L'Isis ha decapitato l'ostaggio britannico David Haines, esperto di sicurezza per le Ong, ed ha annunciato la decapitazione del quarto ostaggio occidentale. E' stato diffuso il video della terza decapitazione in un mese dopo quelle dei giornalisti James Foley e Steven Sotloff. Lo ha riferito il sito americano di monitoraggio dei siti islamici Site. Nel video che annuncia la decapitazione di Haines, il terzo ostaggi occidentale ucciso in un mese dall'Isis. Lo Stato Islamico minaccia di decapitare un altro ostaggio britannico, Alan Hennig. La notizia è stata diffusa su Twitter dall'account @Isis Urdu, che ha pubblicato le immagini del momento della decapitazione.

Isis, Obama condanna 'barbaro assassino' David Haines

Il presidente degli Stati Uniti d'America Barack Obama ha condannato il "barbaro assassinio" del cooperante scozzese David Haines esprimendo il sostegno agli "alleati" britannici e ha assicurato che Usa e Inghilterra lavoreranno insieme con una "ampia coalizione" di Paesi per portare, ha detto Barack Obama secondo quanto riferisce l'Ansa, il "responsabile di questo atto oltraggioso davanti alla giustizia" e "distruggere" il gruppo jihadista che è una "minaccia per i nostri cittadini, per la regione e per il mondo".

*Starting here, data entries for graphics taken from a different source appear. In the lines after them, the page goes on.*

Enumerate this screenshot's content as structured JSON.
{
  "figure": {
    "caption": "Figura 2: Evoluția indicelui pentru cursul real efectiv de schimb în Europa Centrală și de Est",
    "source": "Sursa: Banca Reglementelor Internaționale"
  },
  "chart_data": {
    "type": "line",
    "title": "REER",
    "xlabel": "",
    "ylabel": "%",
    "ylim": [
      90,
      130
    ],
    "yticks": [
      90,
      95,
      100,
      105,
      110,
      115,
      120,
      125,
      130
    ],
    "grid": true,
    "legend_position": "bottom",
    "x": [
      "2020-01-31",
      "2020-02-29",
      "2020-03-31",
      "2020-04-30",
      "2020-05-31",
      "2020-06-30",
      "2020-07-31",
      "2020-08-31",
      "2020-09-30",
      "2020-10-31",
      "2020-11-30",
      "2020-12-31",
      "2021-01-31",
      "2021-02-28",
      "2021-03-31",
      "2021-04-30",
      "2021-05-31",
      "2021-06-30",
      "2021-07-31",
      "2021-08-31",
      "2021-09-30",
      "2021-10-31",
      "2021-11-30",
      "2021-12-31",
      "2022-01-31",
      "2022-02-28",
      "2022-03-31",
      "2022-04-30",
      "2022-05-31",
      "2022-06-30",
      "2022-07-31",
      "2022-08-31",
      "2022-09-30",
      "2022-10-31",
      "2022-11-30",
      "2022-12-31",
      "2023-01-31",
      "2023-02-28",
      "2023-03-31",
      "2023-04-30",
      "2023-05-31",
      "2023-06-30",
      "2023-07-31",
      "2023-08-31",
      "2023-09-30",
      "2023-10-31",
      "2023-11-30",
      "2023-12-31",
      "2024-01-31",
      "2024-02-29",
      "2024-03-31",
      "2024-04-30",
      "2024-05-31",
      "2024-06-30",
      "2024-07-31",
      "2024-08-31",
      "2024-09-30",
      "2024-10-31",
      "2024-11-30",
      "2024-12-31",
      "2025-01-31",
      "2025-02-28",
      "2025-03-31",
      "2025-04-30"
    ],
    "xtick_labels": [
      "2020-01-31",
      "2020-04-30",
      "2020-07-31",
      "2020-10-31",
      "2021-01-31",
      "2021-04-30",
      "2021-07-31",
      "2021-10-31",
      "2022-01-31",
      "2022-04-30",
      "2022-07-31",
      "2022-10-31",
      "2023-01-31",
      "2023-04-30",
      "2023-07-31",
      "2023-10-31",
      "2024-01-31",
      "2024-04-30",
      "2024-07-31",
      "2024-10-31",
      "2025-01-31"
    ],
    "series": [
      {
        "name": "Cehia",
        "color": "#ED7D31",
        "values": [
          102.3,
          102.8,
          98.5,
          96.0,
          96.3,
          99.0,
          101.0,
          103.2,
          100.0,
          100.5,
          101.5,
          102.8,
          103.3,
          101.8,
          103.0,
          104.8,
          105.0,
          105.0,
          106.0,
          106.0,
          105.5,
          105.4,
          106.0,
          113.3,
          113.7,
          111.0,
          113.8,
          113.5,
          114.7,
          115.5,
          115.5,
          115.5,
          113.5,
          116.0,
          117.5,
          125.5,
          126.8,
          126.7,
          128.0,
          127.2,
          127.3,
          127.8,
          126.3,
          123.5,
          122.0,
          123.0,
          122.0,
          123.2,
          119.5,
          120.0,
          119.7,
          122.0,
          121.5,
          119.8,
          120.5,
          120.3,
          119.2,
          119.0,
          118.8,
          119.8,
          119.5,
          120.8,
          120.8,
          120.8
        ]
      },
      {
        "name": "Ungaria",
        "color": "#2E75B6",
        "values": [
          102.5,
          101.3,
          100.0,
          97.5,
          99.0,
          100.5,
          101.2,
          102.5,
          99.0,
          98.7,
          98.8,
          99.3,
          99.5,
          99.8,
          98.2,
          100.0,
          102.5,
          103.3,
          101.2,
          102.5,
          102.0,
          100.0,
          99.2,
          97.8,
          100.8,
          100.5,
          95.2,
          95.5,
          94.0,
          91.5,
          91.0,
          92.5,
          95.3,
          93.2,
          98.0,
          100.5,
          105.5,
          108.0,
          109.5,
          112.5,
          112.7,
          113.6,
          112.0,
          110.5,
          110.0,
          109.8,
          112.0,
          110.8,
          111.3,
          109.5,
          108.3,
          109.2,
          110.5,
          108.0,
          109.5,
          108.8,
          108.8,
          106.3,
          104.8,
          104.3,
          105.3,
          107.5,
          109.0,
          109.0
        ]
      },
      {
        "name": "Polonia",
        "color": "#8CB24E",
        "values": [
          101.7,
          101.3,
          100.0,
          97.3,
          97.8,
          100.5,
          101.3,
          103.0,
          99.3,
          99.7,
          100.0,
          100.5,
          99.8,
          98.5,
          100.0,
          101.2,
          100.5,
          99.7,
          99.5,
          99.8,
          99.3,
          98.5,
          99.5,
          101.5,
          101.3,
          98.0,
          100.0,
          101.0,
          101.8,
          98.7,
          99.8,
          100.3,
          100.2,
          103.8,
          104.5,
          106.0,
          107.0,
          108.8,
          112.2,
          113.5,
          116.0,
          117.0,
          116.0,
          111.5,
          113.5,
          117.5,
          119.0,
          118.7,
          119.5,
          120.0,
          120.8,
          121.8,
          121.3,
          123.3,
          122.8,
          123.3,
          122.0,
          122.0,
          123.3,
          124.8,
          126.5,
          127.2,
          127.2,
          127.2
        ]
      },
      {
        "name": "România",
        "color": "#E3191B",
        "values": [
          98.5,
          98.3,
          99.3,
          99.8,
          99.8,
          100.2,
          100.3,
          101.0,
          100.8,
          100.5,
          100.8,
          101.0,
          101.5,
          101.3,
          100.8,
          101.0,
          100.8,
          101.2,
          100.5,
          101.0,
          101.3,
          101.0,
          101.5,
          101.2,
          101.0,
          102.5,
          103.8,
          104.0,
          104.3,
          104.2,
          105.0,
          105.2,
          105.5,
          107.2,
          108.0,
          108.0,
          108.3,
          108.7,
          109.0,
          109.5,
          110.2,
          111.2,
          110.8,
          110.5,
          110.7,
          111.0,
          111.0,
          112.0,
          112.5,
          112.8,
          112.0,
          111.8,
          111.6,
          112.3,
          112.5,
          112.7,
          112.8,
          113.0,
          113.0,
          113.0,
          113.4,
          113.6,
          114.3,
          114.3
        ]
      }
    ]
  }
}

Isis, Papa Francesco: commozione per fratelli uccisi

"Pensiamo con commozione a tanti nostri fratelli e sorelle che sono perseguitati e uccisi a causa della loro fedeltà a Cristo", ha detto Papa Francesco ai fedeli radunati oggi in piazza San Pietro per l'Angelus.

Papa Francesco non ha citato gli ostaggi decapitati dall'Isis, ma ha osservato che persecuzioni e uccisioni si verificano "specialmente là dove - ha detto il Pontefice - la libertà religiosa non è ancora garantita o pienamente realizzata".

Isis, Renzi: risposta della comunità internazionale

Il presidente del Consiglio Matteo Renzi ha espresso al premier inglese David Cameron le condoglianze dell'Italia per la barbara uccisione di David Haines.

"Contro la ferocia del terrore è determinante - ha detto il premier Matteo Renzi - che sia unita la risposta della comunità internazionale, dell'Europa, impegnata in prima linea nella lotta contro questa odiosa, folle minaccia".

Isis, John Kerry nomina inviato speciale della coalizione globale anti Isis

Il segretario di Stato americano John Kerry ha intanto annunciato la nomina del generale in congedo John Allen nella carica di inviato speciale della coalizione globale anti Isis.

Allen, ex comandante delle truppe Nato in Afghanistan (dal 2011 al 2013), sarà affiancato dal sottosegretario di Stato per Iraq e Iran, Brett McGurk. "Cominceranno a lavorare immediatamente", ha spiegato Kerry in un comunicato stampa.

Isis, nuovo intervento del il presidente egiziano Abdul Fatah al Sisi

Intanto, il presidente egiziano Abdul Fatah al Sisi, durante l'incontro di ieri con il segretario di Stato Usa John Kerry in visita al Cairo, ha detto che la coalizione internazionale anti Isis, ma tutti i gruppi terroristici. Lo ha riferito in una nota stampa la presidenza egiziana. La coalizione, ha detto Abdul Fatah al Sisi, "dovrebbe essere la più vasta possibili per eliminare il terrorismo una volta per tutte".

Il presidente egiziano Abdul Fatah al Sisi ha inoltre avvertito segretario di Stato Usa John Kerry dei rischi relativi al coinvolgimento di estremisti europei e statunitensi nei conflitti in Medio Oriente.